In scena c'è l'Alzheimer tra dramma e commedia

La coppia Haber e Lante della Rovere nel "Padre" di Zeller. Uno sguardo sulla malattia senza retorica

In scena c'è l'Alzheimer tra dramma e commedia

Può un dramma legato al dolore collettivo della malattia regalare scorci di commedia e un finale quasi giallistico, pur commuovendo fino alla lacrime? Sì, se quella storia passa filtrata dalla magica penna di Florian Zeller, romanziere e drammaturgo francese che sta regalando, in questi primi due decenni del nuovo millennio, alcuni dei migliori testi teatrali sulla scena internazionale. Dopo A testa in giù, commedia passata a ottobre scorso sul medesimo palcoscenico con l'interpretazione di Emilio Solfrizzi e Paola Minaccioni, il Teatro Manzoni fino al 27 gennaio (ore 20.45, domenica ore 15.30) porta a una delle più premiate piéce di questo autore mai banale. Questa volta, dunque, un dramma: la storia - protagonisti principali Alessandro Haber e Lucrezia Lante della Rovere - è quella di Andrea, settantenne ex ingegnere colpito dal morbo di Alzheimer, destinato a una progressiva altalena tra demenza e lucidità, accudito faticosamente dalla figlia Anna che si arma di pietas in totale solitudine, poiché non può godere di un reale aiuto psicologico da parte del suo compagno. La malattia entra in casa di Anna travolgendo di dolore ma anche di pungente ironia e anche comicità chi vive tra quelle mura. «Il teatro di Zeller è unico spiega il regista Piero Maccarinelli questo testo, Il Padre, fa parte di una trilogia che comprende La Madre e Il Figlio: quest'ultimo andrà in scena tra una settimana a New York con una protagonista d'eccezione come Isabelle Huppert. Premi, critica e pubblico nel mondo riconoscono a Zeller un gradimento stellare. E dire che noi, all'esordio due anni fa, abbiamo faticato a trovare produttori. Poi con coraggio Goldenart di Federica Vincenti si è buttata nell'operazione, e oggi il successo soddisfa tutti noi». Ruolo istrionico per Alessandro Haber che, tra l'altro, trent'anni esatti fa recitò come padre della Lante della Rovere nel film di Pupi Avati «Storia di ragazzi e di ragazze»: «In quel caso ero un contadino spiega l'attore bolognese qui siamo in perfetto ambiente borghese. Più che istrionico, il ruolo ha a che fare con l'altalena dell'Alzheimer: in alcuni momenti sono un infante, in altri ho un'adulta lucidità. Per il ruolo, sono sincero, mi sono ispirato alla mamma di un mio amico e collega, Gigio Alberti, colpita dallo stesso morbo. Ho cercato di recuperare quella malinconia strana, lo sguardo e il modo di camminare».

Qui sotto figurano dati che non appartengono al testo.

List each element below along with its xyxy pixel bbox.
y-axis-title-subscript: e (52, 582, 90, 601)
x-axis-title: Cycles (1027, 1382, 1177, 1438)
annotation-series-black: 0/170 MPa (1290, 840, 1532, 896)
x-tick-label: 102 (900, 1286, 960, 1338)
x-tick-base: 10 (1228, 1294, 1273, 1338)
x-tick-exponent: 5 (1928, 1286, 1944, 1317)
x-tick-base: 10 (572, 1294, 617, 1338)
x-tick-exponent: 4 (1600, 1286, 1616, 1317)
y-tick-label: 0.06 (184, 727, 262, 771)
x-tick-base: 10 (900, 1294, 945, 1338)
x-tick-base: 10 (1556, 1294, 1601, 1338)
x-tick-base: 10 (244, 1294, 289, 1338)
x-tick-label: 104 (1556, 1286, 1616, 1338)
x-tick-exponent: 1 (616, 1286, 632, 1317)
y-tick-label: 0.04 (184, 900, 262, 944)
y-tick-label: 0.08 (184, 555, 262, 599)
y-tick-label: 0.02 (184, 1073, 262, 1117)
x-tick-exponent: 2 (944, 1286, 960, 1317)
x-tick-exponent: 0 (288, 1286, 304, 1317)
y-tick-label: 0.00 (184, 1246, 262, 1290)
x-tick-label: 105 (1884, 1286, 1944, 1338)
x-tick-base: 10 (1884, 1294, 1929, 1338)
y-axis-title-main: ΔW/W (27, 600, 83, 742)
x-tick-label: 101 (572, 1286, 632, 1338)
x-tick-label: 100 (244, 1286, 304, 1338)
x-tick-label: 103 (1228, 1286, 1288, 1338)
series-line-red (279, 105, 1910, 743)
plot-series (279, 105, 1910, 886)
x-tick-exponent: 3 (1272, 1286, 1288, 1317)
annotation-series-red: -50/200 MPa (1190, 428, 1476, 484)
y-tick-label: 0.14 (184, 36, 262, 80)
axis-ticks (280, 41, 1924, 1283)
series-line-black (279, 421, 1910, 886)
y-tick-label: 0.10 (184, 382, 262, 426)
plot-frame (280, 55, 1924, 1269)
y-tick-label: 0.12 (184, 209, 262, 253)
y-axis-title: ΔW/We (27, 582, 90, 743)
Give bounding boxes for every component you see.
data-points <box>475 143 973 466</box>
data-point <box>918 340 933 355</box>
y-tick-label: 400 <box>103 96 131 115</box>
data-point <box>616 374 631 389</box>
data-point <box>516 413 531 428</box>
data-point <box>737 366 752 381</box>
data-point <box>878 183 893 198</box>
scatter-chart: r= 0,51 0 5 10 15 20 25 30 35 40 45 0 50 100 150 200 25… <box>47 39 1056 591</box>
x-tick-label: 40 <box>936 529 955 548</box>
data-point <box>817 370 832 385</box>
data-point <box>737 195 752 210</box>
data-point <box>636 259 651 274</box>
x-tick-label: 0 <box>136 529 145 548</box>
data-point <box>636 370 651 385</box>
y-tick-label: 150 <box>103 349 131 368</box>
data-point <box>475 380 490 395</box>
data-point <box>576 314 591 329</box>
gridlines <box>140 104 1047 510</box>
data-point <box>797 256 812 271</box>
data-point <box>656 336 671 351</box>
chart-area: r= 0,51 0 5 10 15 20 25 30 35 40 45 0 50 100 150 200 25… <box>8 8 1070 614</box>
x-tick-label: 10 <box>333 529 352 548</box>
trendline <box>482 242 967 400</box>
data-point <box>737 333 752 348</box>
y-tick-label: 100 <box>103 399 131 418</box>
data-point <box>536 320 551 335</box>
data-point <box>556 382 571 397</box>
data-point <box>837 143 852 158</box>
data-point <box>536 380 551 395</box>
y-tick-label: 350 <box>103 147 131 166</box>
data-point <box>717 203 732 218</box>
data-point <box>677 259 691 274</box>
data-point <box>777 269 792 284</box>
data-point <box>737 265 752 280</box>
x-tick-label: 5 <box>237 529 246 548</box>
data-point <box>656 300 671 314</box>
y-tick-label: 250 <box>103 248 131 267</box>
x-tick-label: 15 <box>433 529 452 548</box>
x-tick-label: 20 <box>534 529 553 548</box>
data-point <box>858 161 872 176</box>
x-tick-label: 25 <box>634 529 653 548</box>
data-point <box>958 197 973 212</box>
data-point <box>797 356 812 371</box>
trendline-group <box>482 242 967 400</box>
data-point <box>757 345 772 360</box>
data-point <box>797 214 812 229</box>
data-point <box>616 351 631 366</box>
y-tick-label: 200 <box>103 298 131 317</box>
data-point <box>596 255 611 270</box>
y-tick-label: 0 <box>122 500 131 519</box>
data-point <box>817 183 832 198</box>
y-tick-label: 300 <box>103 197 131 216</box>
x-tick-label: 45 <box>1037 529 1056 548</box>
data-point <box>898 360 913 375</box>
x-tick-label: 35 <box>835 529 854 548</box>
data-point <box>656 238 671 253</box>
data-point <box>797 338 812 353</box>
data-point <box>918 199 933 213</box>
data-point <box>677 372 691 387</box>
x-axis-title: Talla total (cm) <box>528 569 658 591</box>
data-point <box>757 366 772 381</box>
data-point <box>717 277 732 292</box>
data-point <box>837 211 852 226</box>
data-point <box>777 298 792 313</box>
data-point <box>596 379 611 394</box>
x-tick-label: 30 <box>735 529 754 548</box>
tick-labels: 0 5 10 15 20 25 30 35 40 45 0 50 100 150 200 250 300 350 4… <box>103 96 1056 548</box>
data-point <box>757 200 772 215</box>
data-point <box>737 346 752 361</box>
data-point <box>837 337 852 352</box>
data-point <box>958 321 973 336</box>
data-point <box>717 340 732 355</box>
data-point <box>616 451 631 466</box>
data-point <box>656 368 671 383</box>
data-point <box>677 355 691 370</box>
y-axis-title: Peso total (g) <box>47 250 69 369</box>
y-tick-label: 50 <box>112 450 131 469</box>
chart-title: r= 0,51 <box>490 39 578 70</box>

Il ricordo della malattia e della scomparsa di Marina Ripa di Meana è il bagaglio doloroso (ma forse anche catartico) per Lucrezia Lante della Rovere: «Mia mamma riuscì a vedere lo

spettacolo, poi si ammalò. Però aggiunge l'attrice romana la forza di questo testo è l'assenza di retorica. Ci si commuove, ma si sorride e - dono ancora più prezioso - si impara a conoscere quel sentimento nobile che è la pietas».